MICHEL DOUCET - Le député Stéphane Bergeron du Bloc québécois. Marc Poirier a également voulu savoir ce que pense de cette nuance le président de la Société nationale de l'Acadie, Euclide Chiasson.
EUCLIDE CHIASSON - La signature à mon avis, elle va venir de la reine du Canada, pis elle ne signera rien sans l'avale du gouvernement canadien. Et c'est pour ça qu'on est rendu au Cabinet avec, ça ça prend, d'ailleurs c'était clair, la lettre que l'on a reçu de son secrétaire particulier, pis moi, je me dit si elle le signe au nom de la reine du Canada, parce que aujourd'hui c'est ça, alors qu'avant c'était autre chose, je n'ai pas de problème avec ça.
MARC POIRIER - Alors vous ne craignez pas que ce soit en fait le gouvernement du Canada qui pose ce geste et que la reine entérine en tant que reine d'une monarchie constitutionnelle du Canada plutôt que la Couronne britannique comme tel qui reconnaisse sa responsabilité morale pour la Déportation ?
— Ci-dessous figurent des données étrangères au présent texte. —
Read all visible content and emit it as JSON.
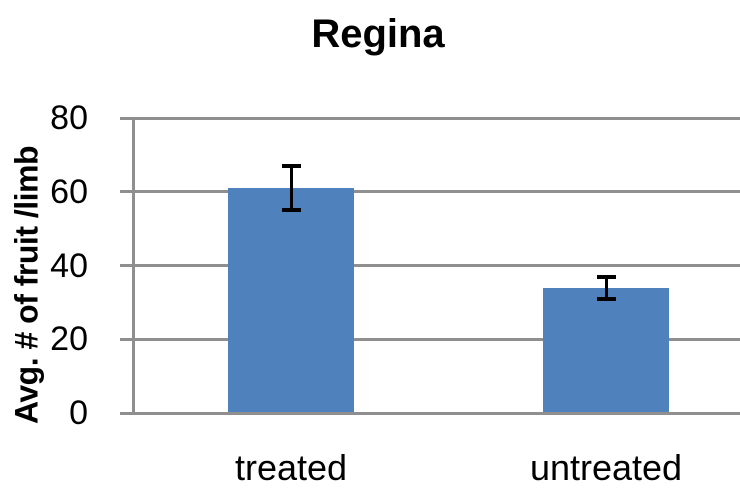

EUCLIDE CHIASSON - Ben, je pense que c'est de la sémantique, parce que dans le fond la reine ne reconnaîtra rien sans l'avale du gouvernement canadien. La reine ne se prononcerait pas sur une question comme celle-là tant (sic), la seule voie, c'est celle que l'on a prise, c'est à dire qu'il faut que le gouvernement canadien prenne une position qui demande ensuite à la Couronne britannique. Si c'est la cas, disons si c'est une proclamation, qu'elle signe la proclamation tel que le Cabinet va l'avoir accepté.
MARC POIRIER - Donc, c'est un faux débat selon vous ?
EUCLIDE CHIASSON - Moi, je le crois.
MARC POIRIER - Pensez-vous que c'est parce que votre requête a été envoyée par l'entremise du bureau de la gouverneure générale du Canada que le bureau de la reine, le cabinet de la reine vous a répondu en faisant allusion aux besoins d'obtenir l'opinion de ses ministres canadiens avant de prendre une décision?
EUCLIDE CHIASSON - Ben, je ne crois pas. C'est tout simplement…, nous autres on a utilisé cette voie là parce que c'était la voie tout indiquée là. Mais moi je pense, c'est eh-eh-eh. Disons, si vous écrivez demain matin à la reine d'Angleterre pour une question comme celle-là, pensez-vous quelle va vous répondre en tant…(sic), sans faire une consultation, sans avoir l'avale du gouvernement, en parle, on est dans une monarchie constitutionnelle. Toutes les décisions sont, au niveau du Cabinet, au niveau du gouvernement. Le reste c'est-c'est-c'est vraiment du protocole. Pis, c'est ça qu'on veut, on veut une reconnaissance officielle de la couronne. Sinon, imaginez-vous s'il fallait que la Couronne britannique commence à faire des déclarations ici et là sur des questions qui touchent la souveraineté des pays. Ça ne marcherait pas.
MICHEL DOUCET - C'était le président de la SNA, Euclide Chiasson.